The optional cause parameter is reflected in the event that records the control. This is a way to describe what caused the control to be issued, thus the name.

GET /relays/changes[?since=MILLISECONDS][&sync=0|1]

Return a JSON array of the recent input state changes. The history is not saved to disk and the server keeps only a fixed number of state changes, typically 6 seconds worth of history. The client must request new changes at least every 5 seconds or else changes might be lost.

This endpoint returns no data if there is no input point configured. No change history is provided for output points. When clients request for changes, the input points are scanned at a higher speed than the default one second, typically at a 100 milliseconds rate. Since this fast scan only occurs when clients are active, the first request always return no changes, i.e. an empty object: the client must be prepared for this. This fast scan rate stops when no request for changes has been made for some time (typically 12 seconds).

If the sync option is present and its value is 1, the response also includes the state of all points (not just input) in the same control.status object as returned by /relays/status. This option is intended to keep the data from requests for changes and status properly ordered. The client must process the changes data first, then the status data. The changes data represents changes that occurred prior to the current status. Future changes requests will include changes subsequent to that status. This way the client will not process the list of changes out of order compared to status.

A client requesting both changes and status must use the /relays/changes endpoint instead of /relays/status. The sync option may be used at a longer interval than the poll (i.e. the sync option may be set every N requests only).

This is similar to how the DNP 3 standard's keeps event and static polls synchronized. The main difference is that DNP 3 keeps the since context on the server side, i.e. in the outstation, while the HouseRelay client is responsible for maintaining that context (making multi-clients support much simpler).

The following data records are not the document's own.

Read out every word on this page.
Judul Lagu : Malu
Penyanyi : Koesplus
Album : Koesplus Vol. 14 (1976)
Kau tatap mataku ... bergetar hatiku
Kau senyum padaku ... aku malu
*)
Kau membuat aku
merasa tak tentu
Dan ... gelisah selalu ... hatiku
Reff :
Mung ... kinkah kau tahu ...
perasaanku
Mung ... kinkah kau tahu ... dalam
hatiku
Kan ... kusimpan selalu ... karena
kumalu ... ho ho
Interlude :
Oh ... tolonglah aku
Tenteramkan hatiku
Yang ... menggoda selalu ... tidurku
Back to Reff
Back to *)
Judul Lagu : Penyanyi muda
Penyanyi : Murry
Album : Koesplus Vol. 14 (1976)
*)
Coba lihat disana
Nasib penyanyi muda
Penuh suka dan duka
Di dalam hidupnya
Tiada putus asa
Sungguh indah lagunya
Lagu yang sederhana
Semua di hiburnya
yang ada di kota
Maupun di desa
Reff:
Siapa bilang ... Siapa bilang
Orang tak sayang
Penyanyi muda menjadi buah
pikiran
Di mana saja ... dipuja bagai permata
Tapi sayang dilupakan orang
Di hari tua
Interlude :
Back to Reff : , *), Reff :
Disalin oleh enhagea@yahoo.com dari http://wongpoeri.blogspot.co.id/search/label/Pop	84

This returns data in the JSON format with the following structure:

  • host: Name of the host machine this service runs on.
  • timestamp: Time of the response.
  • control.changes: An object that describes the input points that changed, or an empty object when no change history is available.
  • control.changes.start: Time of the oldest state.
  • control.changes.step: Interval between two consecutive values.
  • control.sequend.end: Time of the most recent state (relative to changes.start).
  • control.changes.data: An object that lists every input point that changed. Each input point is an array of sequential values (i.e. a time series) sampled at control.changes.step intervals.
  • control.status: If sync is requested. See /relays/status.

All time values in the control.changes object are in millisecond units.

GET /relays/config

Return a JSON dump of the server's local configuration.

POST /relays/config

Upload and activate a new server configuration.

The server is also capable of serving static pages, location in /usr/share/house/public/relays. The URL of each page must start with /relays.

Testing with simulated GPIO

The Linux kernel supports declaring fake GPIO that can be controlled by test scripts. There are two such GPIO simulators: gpio-mockup and gpio-sim. Both work by declaring an additional GPIO chip. In order to simplify testing with such a simulator without tinkering with the configuration, HouseRelay supports a --chip=N command line option that superseeds the relays.iochip item in the configuration.

For example, if the gpio-mockup module was loaded and created device /dev/gpiochip2, then the following command forces HouseRelay to interface with the gpio-mockup GPIO pins:

houserelays --chip=2

GPIO pins 0 and 1 may not be accessible, as they might be already used depending on the system configuration. Use gpioinfo to check the status of the GPIO pins.

Debian Packaging

The provided Makefile supports building private Debian packages. These are not official packages:

  • They do not follow all Debian policies.

  • They are not built using Debian standard conventions and tools.

  • The packaging is not separate from the upstream sources, and there is no source package.